MODULE read_csv_mod

Overview

The read_csv_mod module provides lightweight utility routines for reading simple ASCII, CSV-like tabular data products. It is intended for use in DART observation converters and preprocessing workflows that need column-based access to non-NetCDF data without additional external dependencies.

The module supports files with exactly one header row followed by data rows, where fields are separated by a single-character delimiter (typically comma or semicolon).

Public types

type(csv_file_type)

A handle that stores cached information about an open CSV file. All components are private and must be accessed via module procedures.

type csv_file_type
   private

   character(len=256) :: filename
   integer            :: nrows
   integer            :: ncols
   integer            :: iunit
   character          :: delim
   character(len=512) :: fields(MAX_NUM_FIELDS)
   logical            :: is_open
end type csv_file_type

Public interfaces and routines

csv_open(fname, cf, forced_delim, context)

Opens a delimited text file, reads and caches the header, determines the number of data rows, and initializes the CSV handle.

csv_close(cf)

Closes the file unit (if open) and resets the handle.

csv_get_nrows(cf)

Returns the number of data rows in the file (excluding the header).

csv_get_field(cf, varname, varvals, context)

Generic interface to read a column by header name. Dispatches to type-specific implementations for character, integer, or real output arrays.

Note

  • The output array must be sized exactly to csv_get_nrows(cf).

  • Header name matching is case-insensitive.

  • The file is rewound and the header skipped internally for each call.

csv_get_field_index(cf, varname)

Returns the 1-based column index of varname or -1 if the field is not found.

csv_field_exists(cf, varname)

Returns .true. if varname exists in the cached header.

csv_print_header(cf)

Prints the cached header fields and their indices to standard output.

get_csv_words_from_string(inline, delim, wordcount, words)

Splits a single line into delimiter-separated fields using CSV-like parsing rules.

Typical usage

A CSV file is opened using a CSV-type handle. Output arrays are then allocated using the number of data rows in the file.
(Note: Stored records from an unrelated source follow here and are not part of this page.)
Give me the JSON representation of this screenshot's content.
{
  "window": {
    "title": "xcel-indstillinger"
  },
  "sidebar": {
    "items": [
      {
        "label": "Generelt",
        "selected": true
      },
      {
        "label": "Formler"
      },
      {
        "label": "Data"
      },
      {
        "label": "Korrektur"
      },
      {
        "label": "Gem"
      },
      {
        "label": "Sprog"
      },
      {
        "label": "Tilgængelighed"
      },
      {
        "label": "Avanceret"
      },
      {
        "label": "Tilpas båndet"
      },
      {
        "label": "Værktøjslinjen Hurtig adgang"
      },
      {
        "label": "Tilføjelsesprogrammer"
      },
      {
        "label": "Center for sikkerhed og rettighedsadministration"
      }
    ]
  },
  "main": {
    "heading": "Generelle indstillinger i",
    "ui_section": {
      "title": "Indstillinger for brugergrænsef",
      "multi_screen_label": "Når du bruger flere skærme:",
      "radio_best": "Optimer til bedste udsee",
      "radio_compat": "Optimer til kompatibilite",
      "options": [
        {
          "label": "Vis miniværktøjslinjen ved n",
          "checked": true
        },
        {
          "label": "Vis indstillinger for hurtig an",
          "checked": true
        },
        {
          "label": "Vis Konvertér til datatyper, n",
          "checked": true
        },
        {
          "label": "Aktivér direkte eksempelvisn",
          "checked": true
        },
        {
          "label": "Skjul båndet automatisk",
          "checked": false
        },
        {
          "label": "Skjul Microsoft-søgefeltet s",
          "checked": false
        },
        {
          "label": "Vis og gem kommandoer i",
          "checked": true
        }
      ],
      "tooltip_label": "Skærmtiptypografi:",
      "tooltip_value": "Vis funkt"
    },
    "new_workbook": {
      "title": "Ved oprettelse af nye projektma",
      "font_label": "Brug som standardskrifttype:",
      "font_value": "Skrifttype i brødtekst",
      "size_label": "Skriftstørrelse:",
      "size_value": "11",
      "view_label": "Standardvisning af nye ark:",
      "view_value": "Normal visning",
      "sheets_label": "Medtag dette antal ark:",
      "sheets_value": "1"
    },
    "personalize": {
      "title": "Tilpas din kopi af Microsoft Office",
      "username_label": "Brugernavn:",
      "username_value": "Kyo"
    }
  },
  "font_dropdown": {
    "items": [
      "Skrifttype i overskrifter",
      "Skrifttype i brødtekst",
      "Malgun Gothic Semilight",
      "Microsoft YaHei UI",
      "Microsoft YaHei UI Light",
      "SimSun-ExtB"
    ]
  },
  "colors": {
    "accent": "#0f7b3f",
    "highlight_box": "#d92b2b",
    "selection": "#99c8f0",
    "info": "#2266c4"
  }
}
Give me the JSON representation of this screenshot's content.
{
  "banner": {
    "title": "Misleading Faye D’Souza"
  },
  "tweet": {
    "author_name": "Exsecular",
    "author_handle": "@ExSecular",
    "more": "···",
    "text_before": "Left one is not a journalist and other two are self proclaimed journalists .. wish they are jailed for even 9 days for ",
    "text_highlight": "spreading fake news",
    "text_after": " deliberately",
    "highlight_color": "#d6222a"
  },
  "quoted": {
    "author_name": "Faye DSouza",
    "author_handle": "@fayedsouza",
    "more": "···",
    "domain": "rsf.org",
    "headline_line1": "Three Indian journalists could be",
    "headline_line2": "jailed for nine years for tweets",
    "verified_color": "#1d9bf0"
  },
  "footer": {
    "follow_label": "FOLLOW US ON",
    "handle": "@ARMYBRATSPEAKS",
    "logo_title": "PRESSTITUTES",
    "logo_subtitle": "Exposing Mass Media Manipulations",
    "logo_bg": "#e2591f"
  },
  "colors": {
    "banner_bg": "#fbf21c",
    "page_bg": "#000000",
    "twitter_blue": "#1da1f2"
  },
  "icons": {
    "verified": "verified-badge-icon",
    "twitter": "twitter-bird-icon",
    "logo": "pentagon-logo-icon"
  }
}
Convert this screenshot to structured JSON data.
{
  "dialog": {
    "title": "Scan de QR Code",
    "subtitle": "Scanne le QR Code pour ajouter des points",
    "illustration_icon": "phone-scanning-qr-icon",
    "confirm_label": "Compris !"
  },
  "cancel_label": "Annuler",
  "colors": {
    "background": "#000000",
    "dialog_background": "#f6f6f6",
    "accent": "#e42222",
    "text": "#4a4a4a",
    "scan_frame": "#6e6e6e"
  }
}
Data are read one column at a time as follows:

use read_csv_mod, only : csv_file_type, csv_open, csv_close, csv_get_nrows, csv_get_field
use types_mod,    only : r8

type(csv_file_type) :: cf
real(r8), allocatable :: lat(:)

call csv_open('input.csv', cf)

allocate(lat(csv_get_nrows(cf)))
call csv_get_field(cf, 'lat', lat)

call csv_close(cf)

What this module does

  • Reads delimited ASCII tables with:

    • one header row containing field names

    • one data record per subsequent line

    • a single-character delimiter

  • Opens the file once and caches metadata in a csv_file_type handle:

    • filename and Fortran unit number

    • detected or user-specified delimiter

    • header field names and number of columns

    • number of data rows (excluding the header)

  • Provides column-based access by header name using the generic interface csv_get_field(), returning:

    • character strings (raw field contents)

    • integers (via string_to_integer)

    • reals (via string_to_real)

  • Allows repeated access to different columns without reopening the file. Internally, the file is rewound and the header skipped for each read.

  • Handles numeric conversion failures non-fatally:

    • values that cannot be converted to integer are returned as MISSING_I

    • values that cannot be converted to real are returned as MISSING_R8

  • If a file has extra lines on top (typically including links and data source information) before the actual header, these can be skipped when opening the file with csv_open using the optional argument skip_lines

  • Treats backslash (\) as an escape character, preventing interpretation of the following character during parsing.

What this module does not do

  • It does not implement the full CSV specification (e.g., RFC 4180). The parser is intentionally simple and designed for common, well-behaved tabular files.

  • It does not support:

    • comment lines or metadata blocks

    • embedded newlines inside quoted fields

  • It does not infer or mix data types within a single read. Each call to csv_get_field() reads a single column into a single output type (character, integer, or real). If a column contains mixed content (e.g., numeric and non-numeric values), numeric conversion will produce missing values for the non-conforming entries rather than raising an error.

  • It does not read multiple columns in a single pass. Each call to csv_get_field() rewinds and scans the file again, which may be inefficient when many columns are required.

Delimiter behavior: forced vs detected

By default, csv_open() detects the delimiter from the header line using a simple heuristic that distinguishes between comma (,) and semicolon (;) characters. If semicolons occur more frequently than commas in the header, the delimiter is assumed to be a semicolon; otherwise a comma is used.

If the optional forced_delim argument is provided to csv_open(), delimiter detection is skipped and the specified delimiter is used instead.